There are two parts to this problem:
- checking that inputs are valid
- coercing a list to a vector
Checking valid inputs
First, I'd avoid is()
because it's known to be slow. That gives:
check_valid <- function (elem, mode) {
if (length(elem) != 1) stop("Must be length 1")

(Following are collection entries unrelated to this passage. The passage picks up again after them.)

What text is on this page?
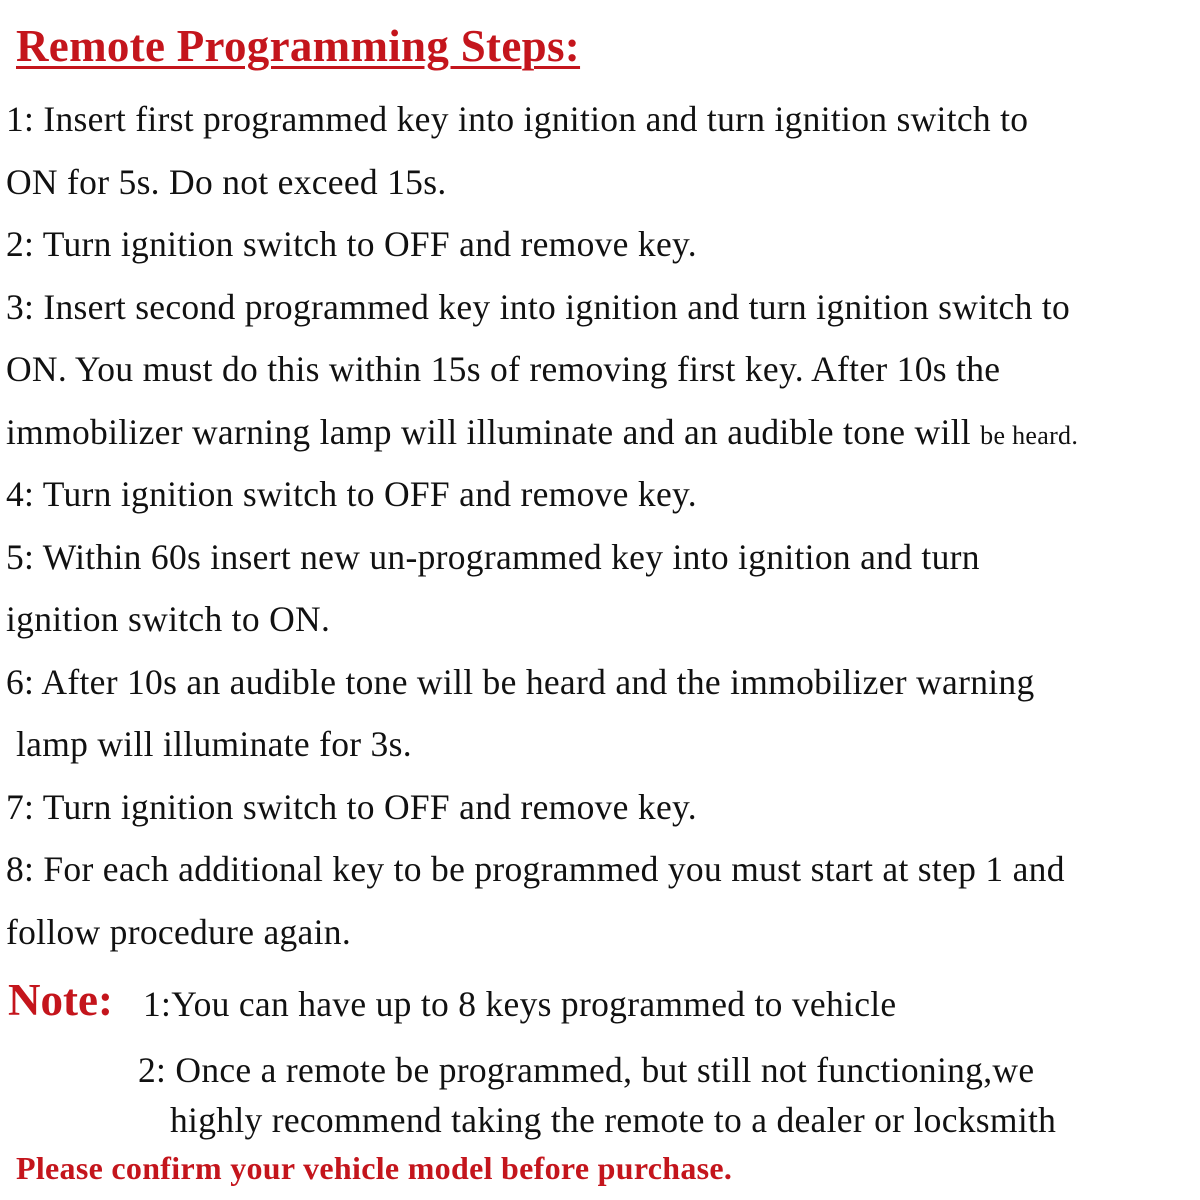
Remote Programming Steps:
1: Insert first programmed key into ignition and turn ignition switch to
ON for 5s. Do not exceed 15s.
2: Turn ignition switch to OFF and remove key.
3: Insert second programmed key into ignition and turn ignition switch to
ON. You must do this within 15s of removing first key. After 10s the
immobilizer warning lamp will illuminate and an audible tone will be heard.
4: Turn ignition switch to OFF and remove key.
5: Within 60s insert new un-programmed key into ignition and turn
ignition switch to ON.
6: After 10s an audible tone will be heard and the immobilizer warning
lamp will illuminate for 3s.
7: Turn ignition switch to OFF and remove key.
8: For each additional key to be programmed you must start at step 1 and
follow procedure again.
Note: 1:You can have up to 8 keys programmed to vehicle
2: Once a remote be programmed, but still not functioning,we
highly recommend taking the remote to a dealer or locksmith
Please confirm your vehicle model before purchase.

if (mode(elem) != mode) stop("Not desired type")
TRUE
}
Now we need to figure out whether a loop or apply variant is faster. We'll benchmark with the worst possible case where all inputs are valid.
worst <- as.list(0:101)
library(microbenchmark)
options(digits = 3)
microbenchmark(
`for` = for(i in seq_along(worst)) check_valid(worst[[i]], "numeric"),
lapply = lapply(worst, check_valid, "numeric"),
vapply = vapply(worst, check_valid, "numeric", FUN.VALUE = logical(1))
)
## Unit: microseconds
## expr min lq median uq max neval
## for 278 293 301 318 1184 100
## lapply 274 282 291 310 1041 100
## vapply 273 284 288 298 1062 100
The three methods are basically tied. lapply()
is very slightly
faster, probably because of the special C tricks that it uses
Coercing list to vector
Now let's look at a few ways of coercing a list to a vector:
change_mode <- function(x, mode) {
mode(x) <- mode
x
}
microbenchmark(
change_mode = change_mode(worst, "numeric"),
unlist = unlist(worst),
as.vector = as.vector(worst, "numeric")
)
## Unit: microseconds
## expr min lq median uq max neval
## change_mode 19.13 20.83 22.36 23.9 167.51 100
## unlist 2.42 2.75 3.11 3.3 22.58 100
## as.vector 1.79 2.13 2.37 2.6 8.05 100
So it looks like you're already using the fastest method, and the total cost is dominated by the check.
Alternative approach
Another idea is that we might be able to get a little faster by looping over the vector once, instead of once to check and once to coerce:
as_atomic_for <- function (x, mode) {
out <- vector(mode, length(x))
for (i in seq_along(x)) {
check_valid(x[[i]], mode)
out[i] <- x[[i]]
}
out
}
microbenchmark(
as_atomic_for(worst, "numeric")
)
## Unit: microseconds
## expr min lq median uq max neval
## as_atomic_for(worst, "numeric") 497 524 557 685 1279 100
That's definitely worse.
All in all, I think this suggests if you want to make this function faster, you should try vectorising the check function in Rcpp.